AWO Seniorentouristik - Allgemeine Geschäftsbedingungen

 

Teilnahme- und Geschäftsbedingungen

Grundsätzliches

An unseren Reisen kann jeder teilnehmen, der voll reisefähig ist, nicht pflegebedürftig krank ist und keiner (ständigen) ärztlichen Kontrolle bedarf. Sollte eine regelmäßige individuelle Betreuung erforderlich sein, muss eine persönliche Bezugsperson mitfahren, die diese/n Teilnehmer/in begleitet. Unsere Reiseleitung wäre überfordert, wenn sie diese Betreuungsaufgabe übernehmen müsste!

1. Abschluss des Reisevertrages

Mit der Anmeldung bietet der Teilnehmer der Arbeiterwohlfahrt Unterbezirk Ennepe-Ruhr – nachfolgend Reiseveranstalter - den Abschluss eines Reisevertrages verbindlich an. Die Anmeldung kann schriftlich, mündlich oder fernmündlich vorgenommen werden. Sie erfolgt durch den Anmelder/ die Anmelderin auch für alle in der Anmeldung mit aufgeführten Teilnehmer/innen.
Der Vertrag kommt mit der Annahme durch den Reiseveranstalter zustande. Diese bedarf der Schriftform (Reisebestätigung). Weicht der Inhalt der Reisebestätigung vom Inhalt der Anmeldung ab, so liegt ein neues Angebot des Reiseveranstalters vor, an das er für die Dauer von 10 Tagen gebunden ist. Der Vertrag kommt auf der Grundlage dieses neuen Angebotes zustande, wenn der Teilnehmer/die Teilnehmerin innerhalb der Bindungsfrist dem Reiseveranstalter gegenüber die

2. Bezahlung

Der Teilnehmer/die Teilnehmerin ist verpflichtet, spätestens innerhalb von 14 Tagen nach Erhalt der Reisebestätigung bzw. nach Eingang der Annahmeerklärung bei dem Reiseveranstalter, frühestens jedoch nach Erhalt des Sicherungsscheines, eine Anzahlung bis zur Höhe von 10 % des Reisepreises, mindestens jedoch € 60,- ggf zuzüglich der Prämie der Reiserücktrittskostenversicherung zu leisten. Sie wird auf den Reisepreis angerechnet.

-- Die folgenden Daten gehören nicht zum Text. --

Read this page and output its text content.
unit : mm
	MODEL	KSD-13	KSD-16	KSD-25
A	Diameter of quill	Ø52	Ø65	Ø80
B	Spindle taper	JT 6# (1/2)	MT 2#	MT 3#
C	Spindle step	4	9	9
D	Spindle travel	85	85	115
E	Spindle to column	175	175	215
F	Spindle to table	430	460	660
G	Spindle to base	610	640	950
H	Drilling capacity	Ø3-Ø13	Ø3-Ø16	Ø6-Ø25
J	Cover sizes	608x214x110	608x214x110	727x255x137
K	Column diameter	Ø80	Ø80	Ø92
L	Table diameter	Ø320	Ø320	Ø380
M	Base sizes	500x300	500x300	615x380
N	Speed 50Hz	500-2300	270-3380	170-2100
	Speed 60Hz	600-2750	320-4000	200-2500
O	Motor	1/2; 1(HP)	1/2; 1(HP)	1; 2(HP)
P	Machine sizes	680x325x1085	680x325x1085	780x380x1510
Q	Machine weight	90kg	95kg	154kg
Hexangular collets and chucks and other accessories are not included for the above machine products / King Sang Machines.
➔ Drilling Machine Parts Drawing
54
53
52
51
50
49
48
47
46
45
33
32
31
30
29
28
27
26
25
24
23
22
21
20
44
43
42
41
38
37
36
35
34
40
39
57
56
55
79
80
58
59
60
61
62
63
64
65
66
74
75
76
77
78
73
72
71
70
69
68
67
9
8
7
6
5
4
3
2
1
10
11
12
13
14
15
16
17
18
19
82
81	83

Der vollständige Reisepreis muss grundsätzlich vier Wochen vor Reisebeginn bezahlt sein, frühestens jedoch erst nach Erhalt der vollständigen Reiseunterlagen einschließlich Sicherungsschein und der Rechnung.

3. Leistungen

Der Umfang der Reiseleistungen ergibt sich aus den Leistungsbeschreibungen im Prospekt und aus den hierauf Bezug nehmenden Angaben in der Reisebestätigung. Die im Prospekt gemachten Angaben sind grundsätzlich für den Reiseveranstalter bindend. Der Reiseveranstalter behält sich jedoch ausdrücklich vor, aus sachlich berechtigten, erheblichen und nicht vorhersehbaren Gründen vor Vertragsschluss eine Änderung der Prospektangaben zu erklären, auf die der Teilnehmer/die Teilnehmerin ausdrücklich hingewiesen werden muss.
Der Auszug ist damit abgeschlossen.